TC: One concern of a colleague of mine at TechCrunch, our security reporter, Kate, is your use label of “military grade” security in marketing the app. What does that mean?
JB: It’s hard to describe encryption and security, so we use terms that give people a general sense [of what it means] , and “military grade” is one of those terms that we use. Basically, this is end-to-end encryption, and what that means is that as soon as you hit send on a message, it gets encrypted, and the only thing that can decrypt that message is a unique key that is generated on and never leaves the device of the recipient. Then once the message sort of detects that key, it gets decrypted. That’s what we mean by end-to-end, or military grade, encryption.
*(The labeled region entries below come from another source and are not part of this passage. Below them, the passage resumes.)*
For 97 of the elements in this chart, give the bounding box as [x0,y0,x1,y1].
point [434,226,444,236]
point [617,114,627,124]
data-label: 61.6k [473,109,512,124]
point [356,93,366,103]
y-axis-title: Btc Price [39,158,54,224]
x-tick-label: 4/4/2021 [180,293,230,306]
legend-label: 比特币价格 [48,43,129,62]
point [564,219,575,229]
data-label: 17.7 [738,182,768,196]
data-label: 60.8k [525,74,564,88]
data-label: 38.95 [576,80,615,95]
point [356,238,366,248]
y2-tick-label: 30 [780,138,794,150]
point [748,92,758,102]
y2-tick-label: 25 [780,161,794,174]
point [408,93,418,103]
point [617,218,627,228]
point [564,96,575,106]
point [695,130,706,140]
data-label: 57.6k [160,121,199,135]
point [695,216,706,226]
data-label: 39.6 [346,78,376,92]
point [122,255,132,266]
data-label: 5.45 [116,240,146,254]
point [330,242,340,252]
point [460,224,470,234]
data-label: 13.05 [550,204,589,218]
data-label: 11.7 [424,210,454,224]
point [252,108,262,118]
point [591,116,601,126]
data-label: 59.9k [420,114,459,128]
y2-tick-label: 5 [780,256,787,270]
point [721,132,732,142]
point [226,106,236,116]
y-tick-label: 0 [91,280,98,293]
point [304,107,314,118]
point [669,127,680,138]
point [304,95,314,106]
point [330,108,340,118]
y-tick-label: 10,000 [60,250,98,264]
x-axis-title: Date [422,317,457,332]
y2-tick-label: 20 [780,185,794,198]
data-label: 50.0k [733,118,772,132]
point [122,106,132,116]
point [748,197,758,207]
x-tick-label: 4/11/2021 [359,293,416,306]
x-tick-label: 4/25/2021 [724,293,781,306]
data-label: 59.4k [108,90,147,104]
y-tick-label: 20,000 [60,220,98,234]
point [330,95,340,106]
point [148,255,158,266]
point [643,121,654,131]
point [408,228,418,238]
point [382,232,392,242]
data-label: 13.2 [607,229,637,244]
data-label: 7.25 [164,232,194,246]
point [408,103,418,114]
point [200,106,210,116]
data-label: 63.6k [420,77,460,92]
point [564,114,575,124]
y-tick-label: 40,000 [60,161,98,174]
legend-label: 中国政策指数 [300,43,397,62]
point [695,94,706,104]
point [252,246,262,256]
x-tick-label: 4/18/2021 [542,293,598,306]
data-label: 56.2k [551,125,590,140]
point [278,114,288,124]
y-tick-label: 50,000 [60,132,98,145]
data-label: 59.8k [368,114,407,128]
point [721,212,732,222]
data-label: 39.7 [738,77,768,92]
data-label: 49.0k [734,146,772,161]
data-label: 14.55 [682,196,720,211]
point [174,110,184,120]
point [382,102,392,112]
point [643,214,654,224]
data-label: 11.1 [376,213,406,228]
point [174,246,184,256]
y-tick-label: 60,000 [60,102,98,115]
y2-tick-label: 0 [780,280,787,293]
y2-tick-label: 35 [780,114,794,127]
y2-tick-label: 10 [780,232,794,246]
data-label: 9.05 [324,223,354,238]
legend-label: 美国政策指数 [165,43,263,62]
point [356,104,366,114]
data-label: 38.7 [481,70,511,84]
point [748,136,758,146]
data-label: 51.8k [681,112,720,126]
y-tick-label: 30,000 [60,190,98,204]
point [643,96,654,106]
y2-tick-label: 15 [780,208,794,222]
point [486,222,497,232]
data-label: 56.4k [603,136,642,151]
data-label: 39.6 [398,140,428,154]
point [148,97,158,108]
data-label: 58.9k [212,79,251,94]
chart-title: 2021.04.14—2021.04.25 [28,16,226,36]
But then after we decrypt something, we go another step. Ater we decrypt a message, there’s an ephemeral component. So once you read a message, you hit close or reply, and the message is gone forever. We delete it from our servers and wipe it from the phone. We also have screenshot protection; we’ ve gone to great lengths to prevent screenshots, because they’ re the enemy of the disappearing. So fundamentally, we’ re trying to take the privacy of the spoken word and we’ re trying to port that to the convenience of digital communication.
TC: Before we get into this screenshot protection, another feature of your technology that concerns Kate is why you’ ve created your own code, rather than use tried-and-tested protocols.